Will a group of village women voluntarily gather as a support group? Will they be open to discuss their problems with the group? Will they sustain camaraderie? We had all these doubts when we thought of the idea of Buzz Jenugudu (or the Buzz Beehives program), a self-sustaining peer group of women who can support and empower each other. But we went ahead without getting weighed down by the doubts. Today, we feel if we didn’t implement the Jenu Goodu Program we would have stunted so many opportunities for change – like this one.
Manjula is a 38-year-old woman from Sulibele in Hoskote District in Karnataka. She lost her husband, the sole earning member of her family, eight months ago. Her husband ran an oil mill in the village, which went silent after his death. Manjula didn’t have the courage to restart the mill, as she didn’t know how to sell the produce. Her husband used to take the oil to nearby villages in his vehicle and sell them. For Manjula, this didn’t seem feasible.
When Manjula walked in to attend the Buzz Jenu Goodu meeting in her village, she felt a sense of hope. She spoke up, shared about her situation and sought their advice. This group of 25 women, all who underwent Buzz’s Self Shakti training, are from the same village, from similar backgrounds as Manjula’s and who know how things work in the village. For them, Manjula’s situation was something that they could relate to, and they genuinely wanted to help her. They gave her support, courage and a bunch of ideas.
One idea that Manjula thought she could implement was to restart the mill along with a small shop in the village to sell the produce. This way, she wouldn’t have to travel village to village like her husband did, and yet get customers. They also suggested that she could take a loan from her Self-Help group to start the shop. Manjula also attended the Buzz Vyapar training (Buzz Business) that’s aimed at empowering rural women entrepreneurs with necessary skills to run their small businesses.

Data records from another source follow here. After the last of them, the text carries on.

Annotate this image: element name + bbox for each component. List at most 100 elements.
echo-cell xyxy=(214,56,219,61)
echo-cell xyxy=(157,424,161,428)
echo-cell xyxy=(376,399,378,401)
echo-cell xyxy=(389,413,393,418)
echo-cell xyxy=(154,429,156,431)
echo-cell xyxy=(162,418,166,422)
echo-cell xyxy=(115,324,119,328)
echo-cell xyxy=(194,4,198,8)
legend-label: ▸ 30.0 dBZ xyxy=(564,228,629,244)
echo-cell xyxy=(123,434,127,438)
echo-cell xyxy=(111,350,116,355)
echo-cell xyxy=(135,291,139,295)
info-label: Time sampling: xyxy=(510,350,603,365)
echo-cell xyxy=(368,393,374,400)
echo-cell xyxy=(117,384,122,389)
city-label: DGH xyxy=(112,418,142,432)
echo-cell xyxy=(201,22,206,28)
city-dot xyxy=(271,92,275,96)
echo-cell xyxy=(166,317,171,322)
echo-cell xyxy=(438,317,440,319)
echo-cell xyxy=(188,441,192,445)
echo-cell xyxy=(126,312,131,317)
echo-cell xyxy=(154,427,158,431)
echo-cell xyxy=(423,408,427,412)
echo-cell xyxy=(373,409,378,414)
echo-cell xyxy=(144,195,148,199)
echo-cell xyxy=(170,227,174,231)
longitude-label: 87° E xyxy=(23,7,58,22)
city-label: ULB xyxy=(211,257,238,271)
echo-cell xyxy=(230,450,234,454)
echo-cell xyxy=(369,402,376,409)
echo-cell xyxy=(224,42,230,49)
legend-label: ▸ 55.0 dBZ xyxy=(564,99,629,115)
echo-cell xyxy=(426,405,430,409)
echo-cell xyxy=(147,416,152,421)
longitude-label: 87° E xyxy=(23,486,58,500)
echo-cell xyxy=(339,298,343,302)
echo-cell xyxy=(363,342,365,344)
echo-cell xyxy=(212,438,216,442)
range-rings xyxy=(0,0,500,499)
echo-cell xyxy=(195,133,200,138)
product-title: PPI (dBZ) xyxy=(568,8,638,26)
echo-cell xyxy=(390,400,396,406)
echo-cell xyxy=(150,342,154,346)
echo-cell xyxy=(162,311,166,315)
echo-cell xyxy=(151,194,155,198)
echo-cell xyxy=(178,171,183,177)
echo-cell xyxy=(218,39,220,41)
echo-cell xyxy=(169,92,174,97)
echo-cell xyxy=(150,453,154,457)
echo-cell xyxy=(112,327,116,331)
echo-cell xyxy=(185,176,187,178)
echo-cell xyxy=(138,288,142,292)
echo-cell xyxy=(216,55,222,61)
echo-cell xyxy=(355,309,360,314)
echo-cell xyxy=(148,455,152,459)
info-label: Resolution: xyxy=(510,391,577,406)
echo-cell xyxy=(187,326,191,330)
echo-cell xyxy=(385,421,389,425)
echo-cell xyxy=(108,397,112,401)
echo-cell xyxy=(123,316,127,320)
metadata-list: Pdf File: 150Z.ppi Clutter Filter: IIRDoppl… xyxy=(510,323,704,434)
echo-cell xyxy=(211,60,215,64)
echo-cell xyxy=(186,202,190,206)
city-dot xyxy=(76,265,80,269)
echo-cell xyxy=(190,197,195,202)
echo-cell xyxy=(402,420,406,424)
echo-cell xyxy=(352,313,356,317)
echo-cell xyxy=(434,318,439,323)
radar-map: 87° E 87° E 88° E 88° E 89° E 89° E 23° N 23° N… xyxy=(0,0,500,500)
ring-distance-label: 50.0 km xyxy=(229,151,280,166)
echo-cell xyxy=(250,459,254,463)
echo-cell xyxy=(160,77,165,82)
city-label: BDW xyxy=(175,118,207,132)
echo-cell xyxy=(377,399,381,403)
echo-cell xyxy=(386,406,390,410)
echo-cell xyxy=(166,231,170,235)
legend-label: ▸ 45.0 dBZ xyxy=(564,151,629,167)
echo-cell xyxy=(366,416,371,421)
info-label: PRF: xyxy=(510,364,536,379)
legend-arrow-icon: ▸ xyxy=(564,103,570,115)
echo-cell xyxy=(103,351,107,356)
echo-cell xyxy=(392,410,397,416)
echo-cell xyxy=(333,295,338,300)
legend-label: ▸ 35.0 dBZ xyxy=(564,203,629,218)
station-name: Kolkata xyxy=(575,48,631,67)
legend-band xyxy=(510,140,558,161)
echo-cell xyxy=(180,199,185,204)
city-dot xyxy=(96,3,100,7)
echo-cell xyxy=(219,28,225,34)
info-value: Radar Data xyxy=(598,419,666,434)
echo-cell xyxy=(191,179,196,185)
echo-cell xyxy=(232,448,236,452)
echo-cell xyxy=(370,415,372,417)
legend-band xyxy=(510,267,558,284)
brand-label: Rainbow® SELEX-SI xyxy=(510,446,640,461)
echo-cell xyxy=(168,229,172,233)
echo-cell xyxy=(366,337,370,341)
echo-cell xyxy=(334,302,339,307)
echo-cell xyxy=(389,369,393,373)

With all the necessary support and guidance, Manjula went back to get the wheels of the oil mill chugging. She approached two Self-Help groups that she was part of and got loans from both. With the funds coming in, the mill restarted, and the shop became a reality. The women from the Jenu Goodu group did their bit by spreading the word and recommending customers to shop at Manjula’s shop.
“I thought I couldn’t do this on my own. But I got so much support and encouragement that I felt courageous enough to take decisions and rebuild my life”, says Manjula. That’s what happens when women are given a chance to change. They stand up for each other.